I think it is safe to say that most
artists are characters, some charmingly quirky, others uniquely eccentric, and then there are the select few who are not playing with a full pack of cards. We all joke about the crazy peeps we meet in the field, but this is of course, because we really aren't witnessing the worst of the
mental disorders (which is no laughing matter). I am talking about the big ones that get you committed. It is hard to say if any of these creations from within the hospitals are going to count as
fine art. There are those who believe that these unbridled expressions of Academically untainted creativity are the purest, truest forms of
art (
children's pictures also being included here). Then again, there is a difference between an
artist, now committed, making work, versus the creations of a
non-artist in an
art therapy session. It boils down to what is
art as a
craft and what is
art as a product made by a professional who combines mastered technique with creative genius. This is why you normally see
mental patient art in
outsider art galleries, with one noted exception of
Louis Wain.
Wain was a Victorian artist, never part of the mainstream British Academy, who specialized in comical cat illustrations.
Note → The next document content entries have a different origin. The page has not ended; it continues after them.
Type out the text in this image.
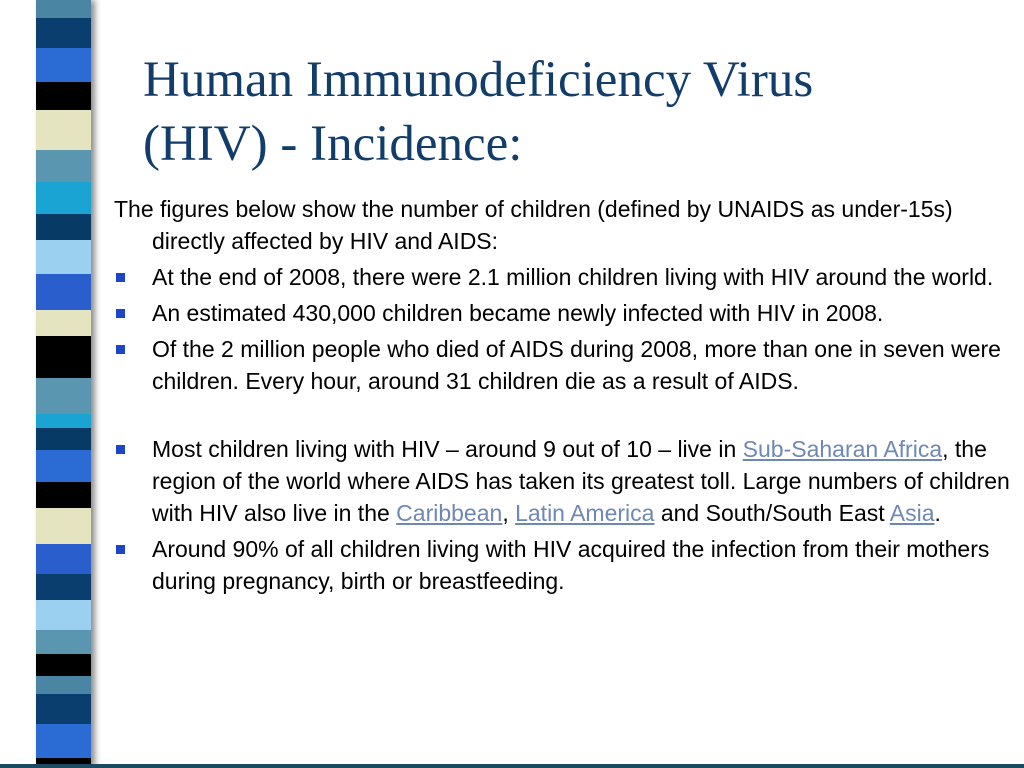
Human Immunodeficiency Virus
(HIV) - Incidence:

The figures below show the number of children (defined by UNAIDS as under-15s) directly affected by HIV and AIDS:

At the end of 2008, there were 2.1 million children living with HIV around the world.
An estimated 430,000 children became newly infected with HIV in 2008.
Of the 2 million people who died of AIDS during 2008, more than one in seven were children. Every hour, around 31 children die as a result of AIDS.
Most children living with HIV – around 9 out of 10 – live in Sub-Saharan Africa, the region of the world where AIDS has taken its greatest toll. Large numbers of children with HIV also live in the Caribbean, Latin America and South/South East Asia.
Around 90% of all children living with HIV acquired the infection from their mothers during pregnancy, birth or breastfeeding.
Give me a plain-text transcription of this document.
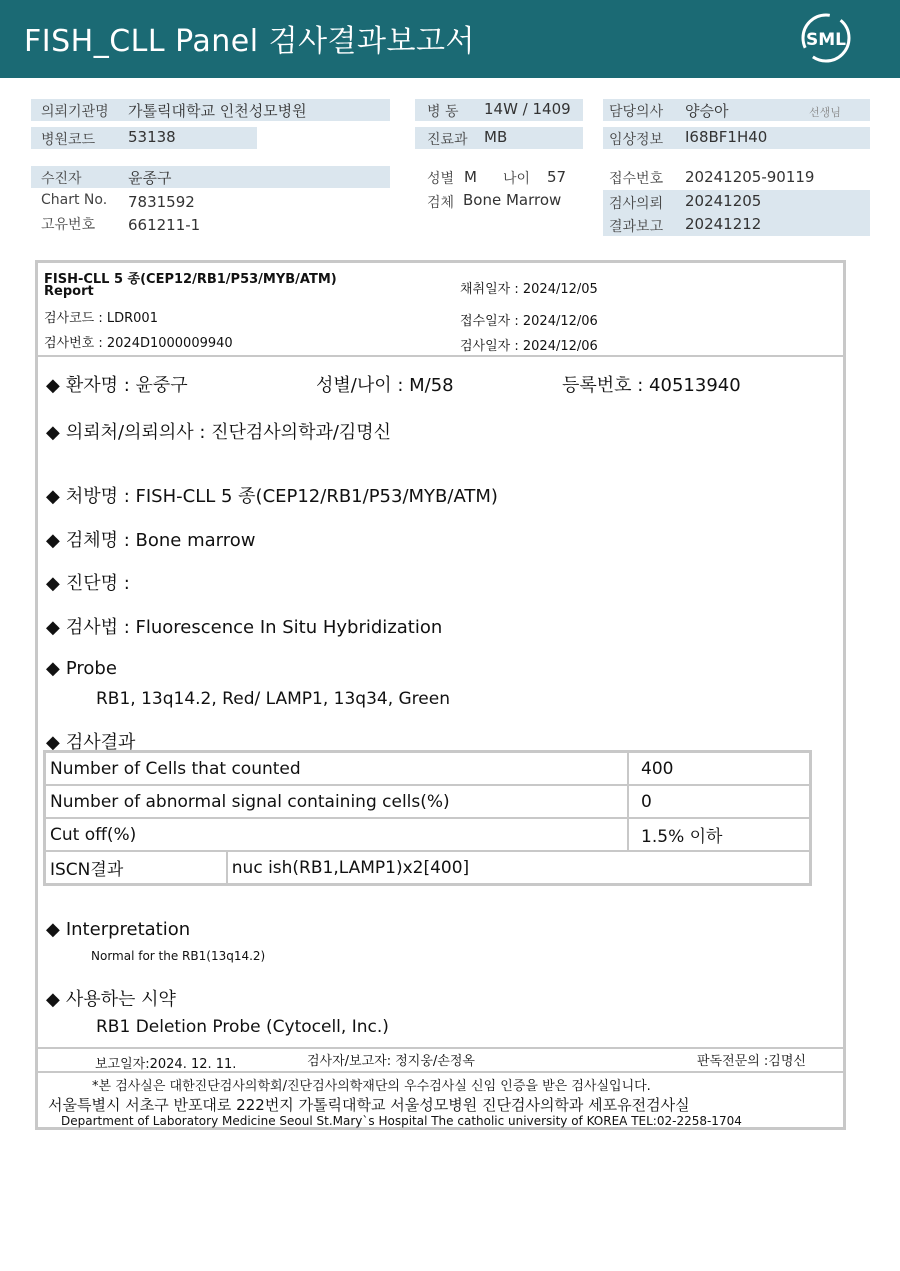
FISH_CLL Panel 검사결과보고서	SML
의뢰기관명 가톨릭대학교 인천성모병원
병원코드 53138
병 동 14W / 1409
진료과 MB
담당의사 양승아	선생님
임상정보 I68BF1H40
수진자	윤종구
Chart No. 7831592
고유번호 661211-1
성별 M 나이 57
검체 Bone Marrow
접수번호 20241205-90119
검사의뢰 20241205
결과보고 20241212
FISH-CLL 5 종(CEP12/RB1/P53/MYB/ATM)
Report
검사코드 : LDR001
검사번호 : 2024D1000009940
채취일자 : 2024/12/05
접수일자 : 2024/12/06
검사일자 : 2024/12/06
◆ 환자명 : 윤중구	성별/나이 : M/58	등록번호 : 40513940
◆ 의뢰처/의뢰의사 : 진단검사의학과/김명신
◆ 처방명 : FISH-CLL 5 종(CEP12/RB1/P53/MYB/ATM)
◆ 검체명 : Bone marrow
◆ 진단명 :
◆ 검사법 : Fluorescence In Situ Hybridization
◆ Probe
RB1, 13q14.2, Red/ LAMP1, 13q34, Green
◆ 검사결과
Number of Cells that counted		400
Number of abnormal signal containing cells(%)		0
Cut off(%)		1.5% 이하
ISCN결과	nuc ish(RB1,LAMP1)x2[400]	
◆ Interpretation
Normal for the RB1(13q14.2)
◆ 사용하는 시약
RB1 Deletion Probe (Cytocell, Inc.)
보고일자:2024. 12. 11.	검사자/보고자: 정지웅/손정옥	판독전문의 :김명신
*본 검사실은 대한진단검사의학회/진단검사의학재단의 우수검사실 신임 인증을 받은 검사실입니다.
서울특별시 서초구 반포대로 222번지 가톨릭대학교 서울성모병원 진단검사의학과 세포유전검사실
Department of Laboratory Medicine Seoul St.Mary`s Hospital The catholic university of KOREA TEL:02-2258-1704
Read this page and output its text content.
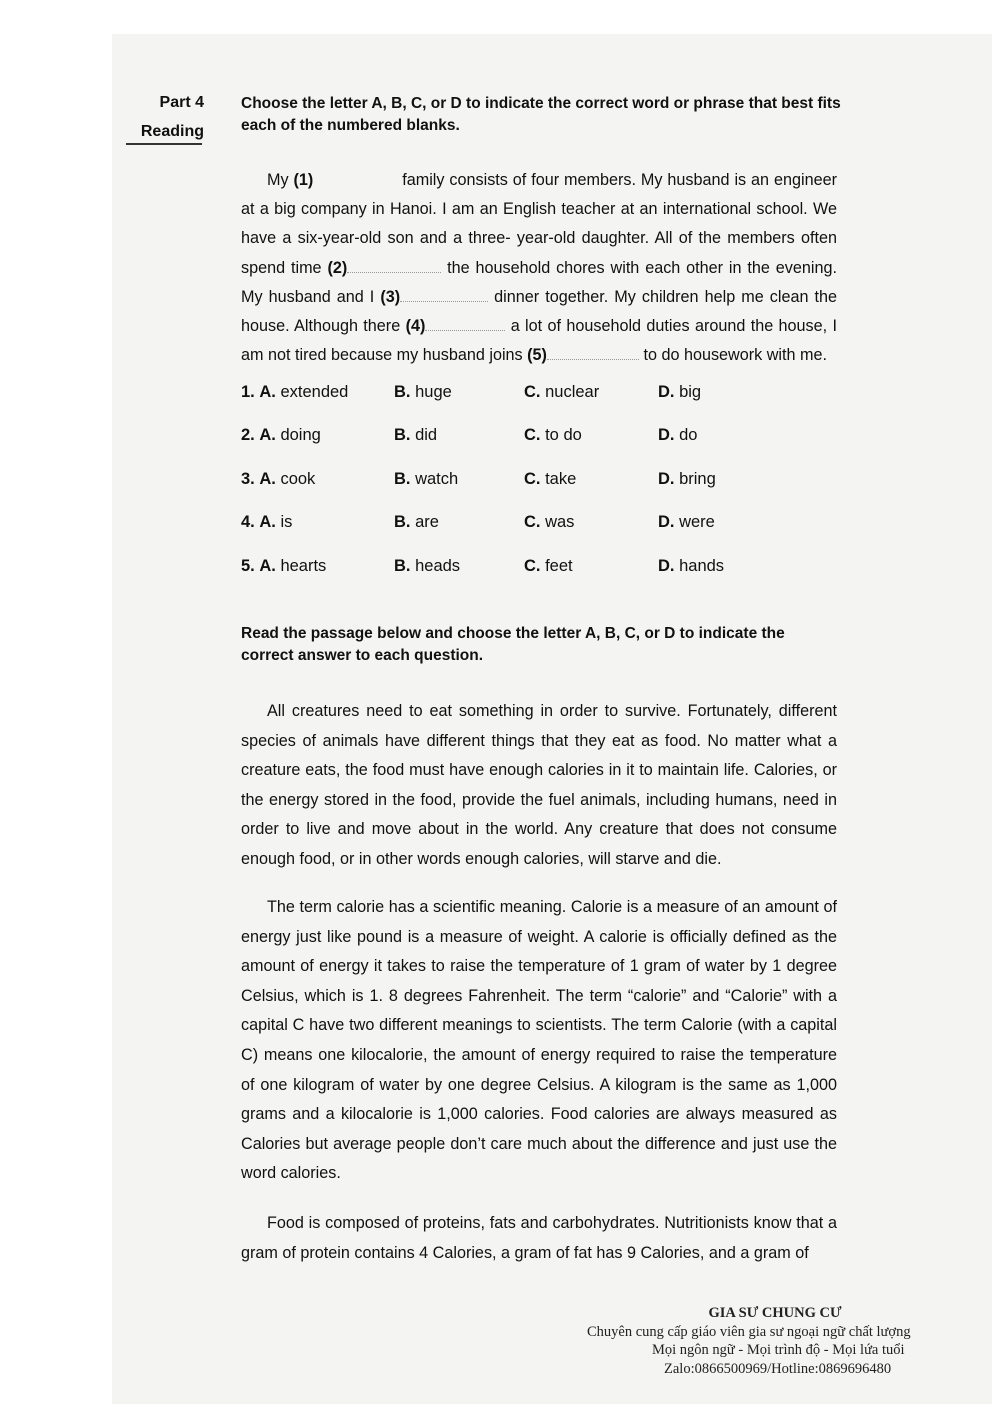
Part 4
Reading
Choose the letter A, B, C, or D to indicate the correct word or phrase that best fits each of the numbered blanks.
My (1)	family consists of four members. My husband is an engineer at a big company in Hanoi. I am an English teacher at an international school. We have a six-year-old son and a three- year-old daughter. All of the members often spend time (2)	the household chores with each other in the evening. My husband and I (3)	dinner together. My children help me clean the house. Although there (4)	a lot of household duties around the house, I am not tired because my husband joins (5)	to do housework with me.
1. A. extended	B. huge	C. nuclear	D. big
2. A. doing	B. did	C. to do	D. do
3. A. cook	B. watch	C. take	D. bring
4. A. is	B. are	C. was	D. were
5. A. hearts	B. heads	C. feet	D. hands
Read the passage below and choose the letter A, B, C, or D to indicate the correct answer to each question.
All creatures need to eat something in order to survive. Fortunately, different species of animals have different things that they eat as food. No matter what a creature eats, the food must have enough calories in it to maintain life. Calories, or the energy stored in the food, provide the fuel animals, including humans, need in order to live and move about in the world. Any creature that does not consume enough food, or in other words enough calories, will starve and die.
The term calorie has a scientific meaning. Calorie is a measure of an amount of energy just like pound is a measure of weight. A calorie is officially defined as the amount of energy it takes to raise the temperature of 1 gram of water by 1 degree Celsius, which is 1. 8 degrees Fahrenheit. The term “calorie” and “Calorie” with a capital C have two different meanings to scientists. The term Calorie (with a capital C) means one kilocalorie, the amount of energy required to raise the temperature of one kilogram of water by one degree Celsius. A kilogram is the same as 1,000 grams and a kilocalorie is 1,000 calories. Food calories are always measured as Calories but average people don’t care much about the difference and just use the word calories.
Food is composed of proteins, fats and carbohydrates. Nutritionists know that a gram of protein contains 4 Calories, a gram of fat has 9 Calories, and a gram of
GIA SƯ CHUNG CƯ
Chuyên cung cấp giáo viên gia sư ngoại ngữ chất lượng
Mọi ngôn ngữ - Mọi trình độ - Mọi lứa tuổi
Zalo:0866500969/Hotline:0869696480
Then he became a schizophrenic and started his 'whooooooaa' cat drawings (like Mittens here, pictured above). Now he is highly collectible and finally counted as a fine artist. Wain was prolific; fabulous, really because I need one of these strangely psychedelic cats. It is really funny to think that these drawings are from the 1930's. They just seem so forward thinking in terms of aesthetic. I feel the same way about William Blake's work. I don't think they are ahead of their time exactly, just unfettered by temporal conventions. I would say that they fit in with more modern work only because it is now mainstream to be 'original' and un-Academic. But who knows, in another 20 years these kitties might go back to being dated misfits.